Scenario 1: Hiring Model Audit -- Validate a resume-screening classifier for gender and age bias. Compute demographic parity across male/female groups and age buckets (18-30, 31-50, 51+). Apply the four-fifths rule. Finding: female selection rate at 0.72 of male rate (critical severity). Recommend reweighting training samples and adjusting the decision threshold.

Scenario 2: Credit Scoring Fairness -- Assess a credit approval model for racial disparate impact. Calculate equalized odds (TPR and FPR) across racial groups.
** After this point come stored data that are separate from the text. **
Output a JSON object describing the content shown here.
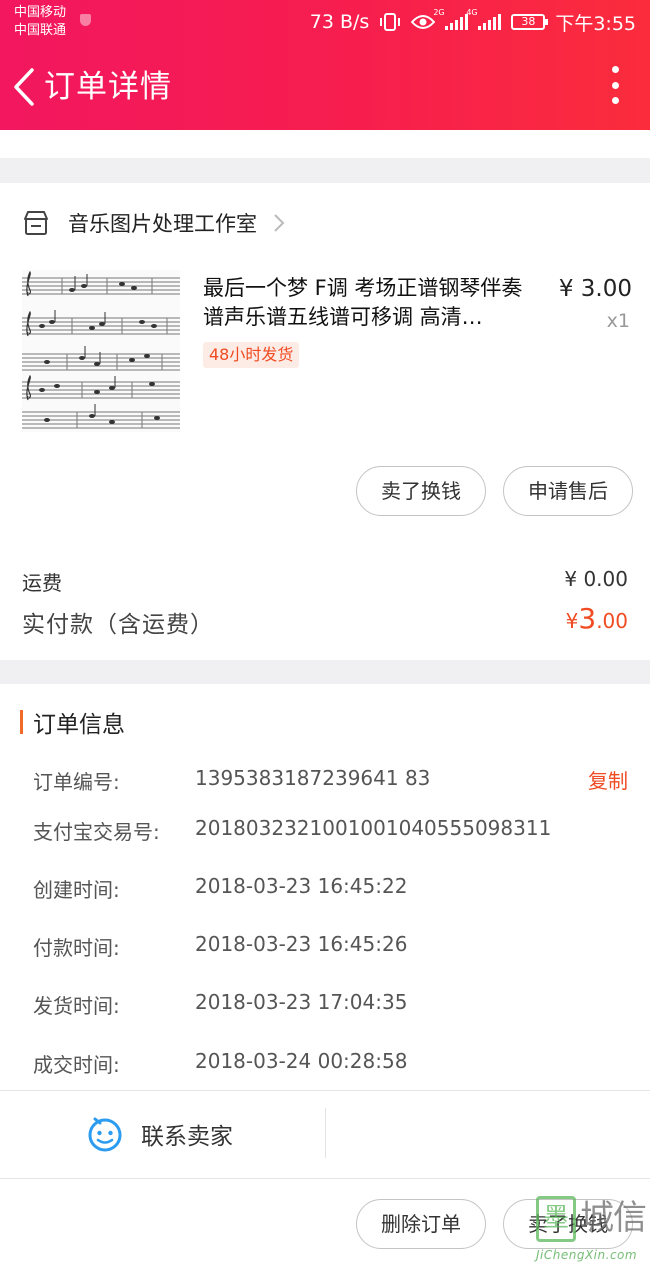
{
  "status_bar": {
    "carrier_1": "中国移动",
    "carrier_2": "中国联通",
    "net_speed": "73 B/s",
    "signal_1_type": "2G",
    "signal_2_type": "4G",
    "battery": "38",
    "time": "下午3:55"
  },
  "nav": {
    "title": "订单详情",
    "back_icon": "chevron-left-icon",
    "more_icon": "more-vertical-icon"
  },
  "shop": {
    "name": "音乐图片处理工作室",
    "icon": "store-icon"
  },
  "product": {
    "title": "最后一个梦 F调 考场正谱钢琴伴奏谱声乐谱五线谱可移调 高清…",
    "tag": "48小时发货",
    "price": "¥ 3.00",
    "quantity": "x1"
  },
  "item_actions": {
    "sell": "卖了换钱",
    "after_sale": "申请售后"
  },
  "summary": {
    "shipping_label": "运费",
    "shipping_value": "¥ 0.00",
    "paid_label": "实付款（含运费）",
    "paid_currency": "¥",
    "paid_integer": "3",
    "paid_decimal": ".00"
  },
  "order_info": {
    "title": "订单信息",
    "copy_label": "复制",
    "rows": [
      {
        "label": "订单编号:",
        "value": "1395383187239641 83"
      },
      {
        "label": "支付宝交易号:",
        "value": "2018032321001001040555098311"
      },
      {
        "label": "创建时间:",
        "value": "2018-03-23 16:45:22"
      },
      {
        "label": "付款时间:",
        "value": "2018-03-23 16:45:26"
      },
      {
        "label": "发货时间:",
        "value": "2018-03-23 17:04:35"
      },
      {
        "label": "成交时间:",
        "value": "2018-03-24 00:28:58"
      }
    ]
  },
  "contact": {
    "label": "联系卖家",
    "icon": "chat-face-icon"
  },
  "bottom_actions": {
    "delete": "删除订单",
    "sell": "卖了换钱"
  },
  "watermark": {
    "logo_char": "墨",
    "text": "城信",
    "domain": "JiChengXin.com"
  },
  "colors": {
    "header_start": "#f2175f",
    "header_end": "#fb2c3c",
    "accent_orange": "#f04b22",
    "contact_icon": "#2c9cf0"
  }
}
Finding: FPR for Group A is 2.1x Group B (high severity). Recommend in-processing constraint using ExponentiatedGradient with FalsePositiveRateParity.

Scenario 3: Healthcare Risk Prediction -- Evaluate a patient risk model for age and socioeconomic bias. Compute calibration curves per group. Finding: model overestimates risk for low-income patients by 15%. Recommend recalibration using Platt scaling per subgroup with post-deployment monitoring for fairness drift.